Pittaways Haupterkenntnis ist, dass die jüngste US-Überlegenheit beim Produktivitätswachstum im Vergleich zum Vereinigten Königreich nicht eng auf den Technologiesektor beschränkt ist, sondern weit darüber hinausgeht. Er merkt an, dass „der Gesundheitssektor des Vereinigten Königreichs die Produktivität erheblich beeinträchtigt hat“. Doch die Probleme gehen weit darüber hinaus: So ist die Produktivität seit 2019 tatsächlich in Sektoren gesunken, die fast zwei Drittel der britischen Produktion ausmachen. Er fügt hinzu, dass, während US-Technologieunternehmen weltweit führend sind, der Einsatz von Technologie im Rest der US-Wirtschaft noch mehr dazu beigetragen hat, die Produktivität nach oben zu treiben. Ein Teil der Erklärung ist, dass US-Unternehmen die Investitionen in Forschung und Entwicklung, Software sowie Informations- und Kommunikationstechnologie weit schneller gesteigert haben als das Vereinigte Königreich.
Das Vereinigte Königreich hat also unter einem Mangel an unternehmerischer Dynamik gelitten. Inwieweit können Politiken dies beeinflussen? Dies ist ein Schwerpunkt der Studie von Bidenomics an der Kennedy School.

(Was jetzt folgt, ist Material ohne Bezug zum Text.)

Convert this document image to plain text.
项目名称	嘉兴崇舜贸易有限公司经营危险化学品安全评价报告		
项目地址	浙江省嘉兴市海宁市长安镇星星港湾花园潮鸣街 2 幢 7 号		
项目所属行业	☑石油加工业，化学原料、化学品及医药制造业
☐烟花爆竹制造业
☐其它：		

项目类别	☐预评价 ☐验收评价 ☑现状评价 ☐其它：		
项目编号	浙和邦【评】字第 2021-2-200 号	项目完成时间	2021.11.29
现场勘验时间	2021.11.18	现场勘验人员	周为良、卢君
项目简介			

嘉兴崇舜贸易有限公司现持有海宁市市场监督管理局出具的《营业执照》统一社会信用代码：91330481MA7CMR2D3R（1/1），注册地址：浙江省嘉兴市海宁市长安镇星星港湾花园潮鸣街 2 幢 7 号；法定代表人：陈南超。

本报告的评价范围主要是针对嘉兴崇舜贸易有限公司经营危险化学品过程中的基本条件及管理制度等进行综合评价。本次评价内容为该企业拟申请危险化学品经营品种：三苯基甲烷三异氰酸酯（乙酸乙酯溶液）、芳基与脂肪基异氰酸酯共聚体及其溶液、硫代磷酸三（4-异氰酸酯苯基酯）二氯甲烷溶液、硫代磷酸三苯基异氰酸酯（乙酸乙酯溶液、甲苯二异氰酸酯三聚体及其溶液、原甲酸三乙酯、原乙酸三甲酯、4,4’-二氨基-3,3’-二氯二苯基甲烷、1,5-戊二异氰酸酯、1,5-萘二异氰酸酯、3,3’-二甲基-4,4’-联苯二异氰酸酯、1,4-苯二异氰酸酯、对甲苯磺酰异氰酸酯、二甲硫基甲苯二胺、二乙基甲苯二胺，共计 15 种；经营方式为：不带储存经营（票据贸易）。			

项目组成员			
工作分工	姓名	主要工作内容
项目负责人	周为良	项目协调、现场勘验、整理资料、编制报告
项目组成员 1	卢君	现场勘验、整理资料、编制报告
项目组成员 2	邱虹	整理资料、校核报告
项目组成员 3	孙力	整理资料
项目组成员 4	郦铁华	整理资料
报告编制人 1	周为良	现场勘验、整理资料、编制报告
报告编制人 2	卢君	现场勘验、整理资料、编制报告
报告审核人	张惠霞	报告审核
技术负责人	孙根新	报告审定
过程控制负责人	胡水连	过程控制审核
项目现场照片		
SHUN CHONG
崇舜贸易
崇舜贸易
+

Die Studie kommt zu dem Schluss, dass das Ausmaß der US-Fiskalreaktion auf die Covid-19-Pandemie beispiellos war. So belief sich der Stimulus auf rund 25 Prozent des BIP (5,2 Billionen US-Dollar), was weit über dem lag, was in jeder anderen großen Volkswirtschaft erfolgte. Darüber hinaus ermöglichten die Politiker einen schnellen Wechsel auf dem Arbeitsmarkt. Im Kontext einer starken Nachfrage zogen dies Arbeiter in bessere Jobs mit höheren realen Löhnen. Darüber hinaus war Bidenomics, obwohl interventionistisch, recht sorgfältig. Anstatt der erratischen protektionistischen Breitseiten von Donald Trump wurde Bidenomics sorgfältig nach Sektor und nach Instrument gestaltet. So wurde die Abhängigkeit von Steuergutschriften als eine Möglichkeit angesehen, die Innovationslast auf die Unternehmen zu legen und so das Auswählen von Gewinnern unter ihnen zu vermeiden.
Natürlich endete Bidenomics zumindest politisch schlecht. Dies liegt zum großen Teil am Anstieg der Inflation. Inwieweit es dafür verantwortlich war, bleibt umstritten. Die Tatsache, dass es nun durch Trumponomics ersetzt wird, das nach jedem Maßstab spektakulär inkompetent ist, dürfte Bidenomics im Nachhinein besser aussehen lassen. Doch das bedeutet auch, dass das wirtschaftliche und politische Umfeld für die britischen Entscheidungsträger jetzt noch ungünstiger ist.
Doch die zugrunde liegende Realität bleibt, dass anhaltende Stagnation für die politische und soziale Stabilität des Landes enorm gefährlich ist. Es gibt zudem keinen guten Grund anzunehmen, dass sie von alleine enden wird. In dieser düsteren inländischen und externen Lage muss das Land das Risiko einer aktiven Politik eingehen. Ein Aspekt davon sollte meiner Meinung nach sein, stärkere Bindungen zu unseren europäischen Nachbarn zu schaffen. Ein anderer ist die Verfolgung intelligenter interventionistischer Industriepolitiken. Ich plane, Möglichkeiten für solche Politiken in zukünftigen Kolumnen zu analysieren.